Peter McCollin has lived without running water for almost two decades.

by Emmanuel Joseph

Householders living in at least two communities of St. George have been barred from a piped supply of potable water from the Barbados Water Authority.

When a team from Barbados TODAY visited Bayley Alley/Redland and Ashbury, we discovered that a substantial number of the estimated 60 homes were not connected to the island’s water network.

The reason given by families in the affected districts was the same.

“We applied for water, but can’t get it, because they [BWA] told us we were on a water zone,” explained body workman Peter McCollin, who had been living in Bayley Alley for 20 years.

McCollin pointed out that some residents were connected to the system, but they would have been on the land for more than 30 years, before there was any talk of restricting building in the Zone One areas.

“When I first came here, I didn’t hear anything about Zone One. But in recent years I have heard it said that we are between the Golden Ridge pumping station along with two others nearby,” noted the self-employed autobody repairman who admitted to “running a hose” from one of the neighbour’s home who was connected to the authority’s system when he wanted water.

He told this paper he was frustrated that nothing was being done to rescue them.

He said when Opposition MP for the constituency, Gline Clarke “was in power”, he had made plans to relocate the residents who could not get connected, but since he was no longer in Government, nothing was happening.

McCollin also explained that people who did not have water had to go to the public standpipe about a quarter-mile away on the main road.

Members of the nearby Watts family had a similar story to tell.
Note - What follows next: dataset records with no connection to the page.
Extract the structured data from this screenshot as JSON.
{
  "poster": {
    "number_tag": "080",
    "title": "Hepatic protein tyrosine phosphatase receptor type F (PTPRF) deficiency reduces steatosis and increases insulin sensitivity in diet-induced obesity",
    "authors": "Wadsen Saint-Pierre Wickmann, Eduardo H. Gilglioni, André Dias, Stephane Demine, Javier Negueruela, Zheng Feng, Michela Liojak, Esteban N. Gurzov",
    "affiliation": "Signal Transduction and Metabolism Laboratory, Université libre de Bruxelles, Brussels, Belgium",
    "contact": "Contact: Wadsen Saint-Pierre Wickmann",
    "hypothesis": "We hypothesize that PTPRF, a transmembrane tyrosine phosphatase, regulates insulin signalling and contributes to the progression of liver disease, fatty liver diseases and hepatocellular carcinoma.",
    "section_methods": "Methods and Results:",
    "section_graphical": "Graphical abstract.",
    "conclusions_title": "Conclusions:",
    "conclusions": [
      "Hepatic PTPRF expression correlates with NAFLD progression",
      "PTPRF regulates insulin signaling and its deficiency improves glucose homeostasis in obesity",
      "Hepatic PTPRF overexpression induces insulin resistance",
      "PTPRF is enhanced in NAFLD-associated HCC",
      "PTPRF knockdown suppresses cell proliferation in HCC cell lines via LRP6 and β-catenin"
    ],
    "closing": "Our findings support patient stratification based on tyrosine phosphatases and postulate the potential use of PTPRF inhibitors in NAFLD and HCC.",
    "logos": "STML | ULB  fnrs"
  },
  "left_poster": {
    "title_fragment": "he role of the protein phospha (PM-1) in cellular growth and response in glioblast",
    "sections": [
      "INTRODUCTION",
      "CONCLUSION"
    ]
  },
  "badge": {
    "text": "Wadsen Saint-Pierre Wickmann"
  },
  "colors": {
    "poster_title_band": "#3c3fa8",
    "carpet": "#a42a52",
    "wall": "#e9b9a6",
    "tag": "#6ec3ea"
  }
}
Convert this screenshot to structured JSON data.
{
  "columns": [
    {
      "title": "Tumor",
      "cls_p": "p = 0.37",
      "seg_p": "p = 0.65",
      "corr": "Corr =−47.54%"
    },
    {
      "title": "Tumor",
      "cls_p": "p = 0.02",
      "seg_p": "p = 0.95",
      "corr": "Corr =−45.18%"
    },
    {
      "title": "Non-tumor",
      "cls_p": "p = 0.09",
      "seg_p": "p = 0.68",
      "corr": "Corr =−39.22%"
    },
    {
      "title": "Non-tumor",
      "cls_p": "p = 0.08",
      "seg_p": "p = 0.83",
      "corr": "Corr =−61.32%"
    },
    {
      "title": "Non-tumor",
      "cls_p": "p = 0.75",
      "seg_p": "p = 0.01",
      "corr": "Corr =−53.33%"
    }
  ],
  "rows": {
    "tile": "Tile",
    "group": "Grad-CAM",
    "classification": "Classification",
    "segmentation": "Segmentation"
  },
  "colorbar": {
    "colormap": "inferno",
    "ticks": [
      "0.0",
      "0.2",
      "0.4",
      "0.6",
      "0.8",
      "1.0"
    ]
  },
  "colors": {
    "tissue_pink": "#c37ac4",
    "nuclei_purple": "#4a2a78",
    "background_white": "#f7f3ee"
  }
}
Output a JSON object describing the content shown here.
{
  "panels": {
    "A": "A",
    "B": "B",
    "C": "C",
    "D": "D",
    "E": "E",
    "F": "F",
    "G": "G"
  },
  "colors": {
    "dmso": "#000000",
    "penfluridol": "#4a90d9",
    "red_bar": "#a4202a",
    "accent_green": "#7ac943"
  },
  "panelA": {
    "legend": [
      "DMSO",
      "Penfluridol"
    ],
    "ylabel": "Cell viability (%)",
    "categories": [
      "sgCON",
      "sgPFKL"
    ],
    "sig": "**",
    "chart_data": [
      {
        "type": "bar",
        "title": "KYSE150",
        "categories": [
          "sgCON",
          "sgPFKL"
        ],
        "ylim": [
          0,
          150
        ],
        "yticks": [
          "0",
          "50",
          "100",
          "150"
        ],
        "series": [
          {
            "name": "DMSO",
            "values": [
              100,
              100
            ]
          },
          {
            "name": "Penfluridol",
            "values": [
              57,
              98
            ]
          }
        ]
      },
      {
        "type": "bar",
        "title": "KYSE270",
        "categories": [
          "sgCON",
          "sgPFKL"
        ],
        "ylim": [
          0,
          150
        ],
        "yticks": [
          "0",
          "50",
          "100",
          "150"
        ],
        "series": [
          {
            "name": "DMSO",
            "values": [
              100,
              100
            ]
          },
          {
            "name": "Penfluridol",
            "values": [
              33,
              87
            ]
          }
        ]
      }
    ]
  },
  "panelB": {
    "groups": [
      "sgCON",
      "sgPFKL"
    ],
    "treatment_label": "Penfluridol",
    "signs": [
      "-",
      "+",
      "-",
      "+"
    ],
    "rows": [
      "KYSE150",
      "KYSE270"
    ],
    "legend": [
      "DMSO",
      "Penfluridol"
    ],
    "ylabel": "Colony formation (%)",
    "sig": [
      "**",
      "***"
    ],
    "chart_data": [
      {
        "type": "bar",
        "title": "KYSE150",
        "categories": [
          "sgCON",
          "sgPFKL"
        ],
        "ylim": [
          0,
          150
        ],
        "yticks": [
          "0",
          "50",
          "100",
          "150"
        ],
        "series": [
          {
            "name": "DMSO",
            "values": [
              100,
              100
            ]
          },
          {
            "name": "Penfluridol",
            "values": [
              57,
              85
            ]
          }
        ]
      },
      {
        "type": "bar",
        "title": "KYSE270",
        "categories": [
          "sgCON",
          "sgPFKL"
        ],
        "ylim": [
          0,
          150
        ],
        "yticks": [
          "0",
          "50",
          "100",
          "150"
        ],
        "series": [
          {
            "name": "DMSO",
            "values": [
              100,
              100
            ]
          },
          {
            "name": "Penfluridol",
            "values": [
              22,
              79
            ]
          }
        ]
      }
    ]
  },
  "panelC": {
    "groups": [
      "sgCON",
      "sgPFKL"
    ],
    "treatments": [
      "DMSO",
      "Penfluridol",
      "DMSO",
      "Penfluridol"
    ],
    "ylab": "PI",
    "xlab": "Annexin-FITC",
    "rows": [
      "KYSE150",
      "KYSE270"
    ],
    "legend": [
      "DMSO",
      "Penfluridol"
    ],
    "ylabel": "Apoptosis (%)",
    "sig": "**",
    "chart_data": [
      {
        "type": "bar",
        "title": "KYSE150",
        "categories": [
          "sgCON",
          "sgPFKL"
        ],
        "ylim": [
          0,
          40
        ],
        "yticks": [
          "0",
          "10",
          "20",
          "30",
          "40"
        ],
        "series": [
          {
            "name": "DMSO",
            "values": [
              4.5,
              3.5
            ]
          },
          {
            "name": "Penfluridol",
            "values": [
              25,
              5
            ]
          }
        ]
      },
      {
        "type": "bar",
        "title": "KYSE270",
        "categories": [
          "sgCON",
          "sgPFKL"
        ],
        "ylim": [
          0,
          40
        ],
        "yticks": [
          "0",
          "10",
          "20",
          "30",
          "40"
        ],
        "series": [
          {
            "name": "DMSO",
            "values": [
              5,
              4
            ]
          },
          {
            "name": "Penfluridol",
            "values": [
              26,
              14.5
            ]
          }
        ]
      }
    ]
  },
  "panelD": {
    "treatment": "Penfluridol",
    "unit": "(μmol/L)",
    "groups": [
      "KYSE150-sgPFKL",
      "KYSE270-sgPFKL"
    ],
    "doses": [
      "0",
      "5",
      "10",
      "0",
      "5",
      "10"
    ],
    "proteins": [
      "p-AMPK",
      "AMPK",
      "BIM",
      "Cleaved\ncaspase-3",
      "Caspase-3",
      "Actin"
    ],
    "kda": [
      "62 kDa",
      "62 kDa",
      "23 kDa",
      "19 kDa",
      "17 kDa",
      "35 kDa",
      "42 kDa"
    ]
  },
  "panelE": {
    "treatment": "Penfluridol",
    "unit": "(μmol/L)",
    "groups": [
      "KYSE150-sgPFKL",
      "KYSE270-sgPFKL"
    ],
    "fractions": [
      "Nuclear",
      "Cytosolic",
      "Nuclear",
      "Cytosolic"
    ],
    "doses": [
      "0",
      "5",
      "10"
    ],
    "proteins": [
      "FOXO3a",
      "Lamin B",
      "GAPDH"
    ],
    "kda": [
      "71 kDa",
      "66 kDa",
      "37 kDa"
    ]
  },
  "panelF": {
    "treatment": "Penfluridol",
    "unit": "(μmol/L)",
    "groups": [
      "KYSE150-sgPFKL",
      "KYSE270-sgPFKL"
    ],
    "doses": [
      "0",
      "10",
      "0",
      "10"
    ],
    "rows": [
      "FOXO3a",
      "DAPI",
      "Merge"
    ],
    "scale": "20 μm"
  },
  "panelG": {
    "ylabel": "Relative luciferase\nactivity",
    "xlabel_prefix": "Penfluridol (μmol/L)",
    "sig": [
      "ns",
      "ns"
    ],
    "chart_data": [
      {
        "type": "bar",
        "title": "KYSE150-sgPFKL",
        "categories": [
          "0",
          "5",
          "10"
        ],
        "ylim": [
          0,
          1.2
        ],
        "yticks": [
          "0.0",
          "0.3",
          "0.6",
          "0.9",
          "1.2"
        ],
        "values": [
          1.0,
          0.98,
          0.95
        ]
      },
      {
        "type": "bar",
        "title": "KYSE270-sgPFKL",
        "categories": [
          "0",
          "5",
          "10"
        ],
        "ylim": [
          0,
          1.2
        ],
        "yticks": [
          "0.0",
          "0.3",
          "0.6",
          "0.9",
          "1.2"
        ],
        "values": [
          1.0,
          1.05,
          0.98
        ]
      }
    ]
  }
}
“The BLP started to move people to Groves. Some people got land, but those proposals like they at a standstill now. We were supposed to get land too, but we don’t know what is going on now,” said Jeffrey Watts, who has been living at Bayley Alley with his family for 16 years.

He said the lack of having access to a dependable and constant supply of water was frustrating.

His female partner, who did not want her name mentioned, claimed that those who were living on the land before a 1976 law restricted construction on a zone one area, would have been connected to the BWA network.

“I does got to hooked up a trailer to the back of my car and drive about quarter-mile away to the standpipe for water,” declared Jeffrey Watts.

Our Barbados TODAY team then journeyed over a hill to the adjoining community of Ashbury, where a mother of six informed us that about nine of the 15 homes in that district, could not be connected to the national water supply system.

Marcell Jordan lamented that she either had to trek about 100 yards away to a standpipe for water or catch it when the rain fell.

“I would be willing to relocate if I could. Gline Clarke said he would move those who didn’t have water to Groves, but I don’t know what is going on now. If they can’t move us, they should give us water,” Jordan insisted.

The single mother, who had been living in the Zone One area since 1981, said she was desperate for action to be taken to bring relief for her family.

Ironically, though, her mother, who lived “a shout” away, is connected to the BWA network.

Jordan also complained that the road leading to some of the homes in Ashbury could not accommodate emergency vehicles “because they would stick up”.

“We need help badly. We need water; we need a proper road,” was her cry.